None of this backstory lends any credit or insight into the song, of course, but listening back to it, I am transported once more. I can still see the faded cabaret, the empty dancefloor, the discarded rose and the louche lost lover, singing his soul back to health with an eternity of longing and centuries of musical lore to draw upon for strength and inspiration.

I bought the original album from which the song is taken as soon as I could get to an internet-enabled computer with my Amazon account details. Trésors De La Chanson JudéoArabe. The title made a lot of sense of the music. Lili Boniche was still alive then; he died some five years later, in 2008. Before he did, he recorded an album with Bill Laswell called Boniche Dub, which you can hear here.

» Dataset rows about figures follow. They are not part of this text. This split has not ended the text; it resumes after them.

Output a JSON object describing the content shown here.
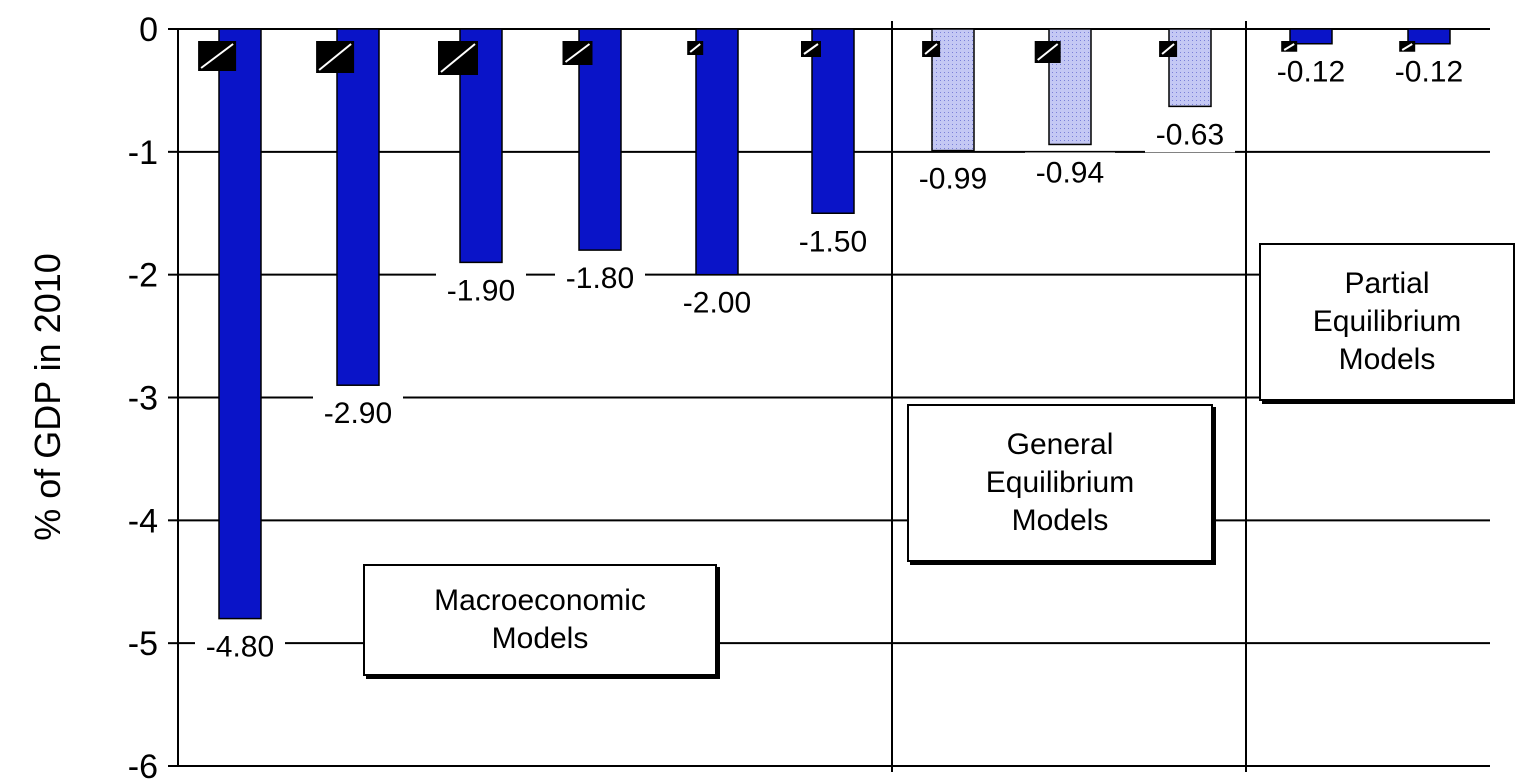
{
  "chart_data": {
    "type": "bar",
    "ylabel": "% of GDP in 2010",
    "ylim": [
      -6,
      0
    ],
    "yticks": [
      0,
      -1,
      -2,
      -3,
      -4,
      -5,
      -6
    ],
    "grid": true,
    "series": [
      {
        "values": [
          -4.8,
          -2.9,
          -1.9,
          -1.8,
          -2.0,
          -1.5,
          -0.99,
          -0.94,
          -0.63,
          -0.12,
          -0.12
        ],
        "labels": [
          "-4.80",
          "-2.90",
          "-1.90",
          "-1.80",
          "-2.00",
          "-1.50",
          "-0.99",
          "-0.94",
          "-0.63",
          "-0.12",
          "-0.12"
        ],
        "groups": [
          "macro",
          "macro",
          "macro",
          "macro",
          "macro",
          "macro",
          "general",
          "general",
          "general",
          "partial",
          "partial"
        ]
      }
    ],
    "groups": [
      {
        "id": "macro",
        "label_lines": [
          "Macroeconomic",
          "Models"
        ],
        "bar_color": "#0a14c8"
      },
      {
        "id": "general",
        "label_lines": [
          "General",
          "Equilibrium",
          "Models"
        ],
        "bar_color": "#b8bcf0"
      },
      {
        "id": "partial",
        "label_lines": [
          "Partial",
          "Equilibrium",
          "Models"
        ],
        "bar_color": "#0a14c8"
      }
    ]
  }
}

Ana fil houb. I listened obsessively to that song for months as I travelled back and forward to Edinburgh, working on a very iffy freelance contract, the fabric of my relationship with C- disintegrating by slow degrees, day by day, less in love.

Ana fil houb always took me to a magical place, where heartache and sorrow and loss are transformed into inner landscapes of untouchable beauty, where sad feelings fit like old clothes, and where language of any kind is inadequate. Only gesture, melody, rhythm, timbre, tone hold any sway.

Ana fil houb. I learned the meaning of the phrase exactly two years later, the summer I finally fell out of love with C-. I took a trip across Canada and met up with Ch- in her adopted Montreal. I played it to her on the car stereo as she drove round showing me the parts of the city she loved best and I longed, as I always did, to know what it felt to be the singer of that song.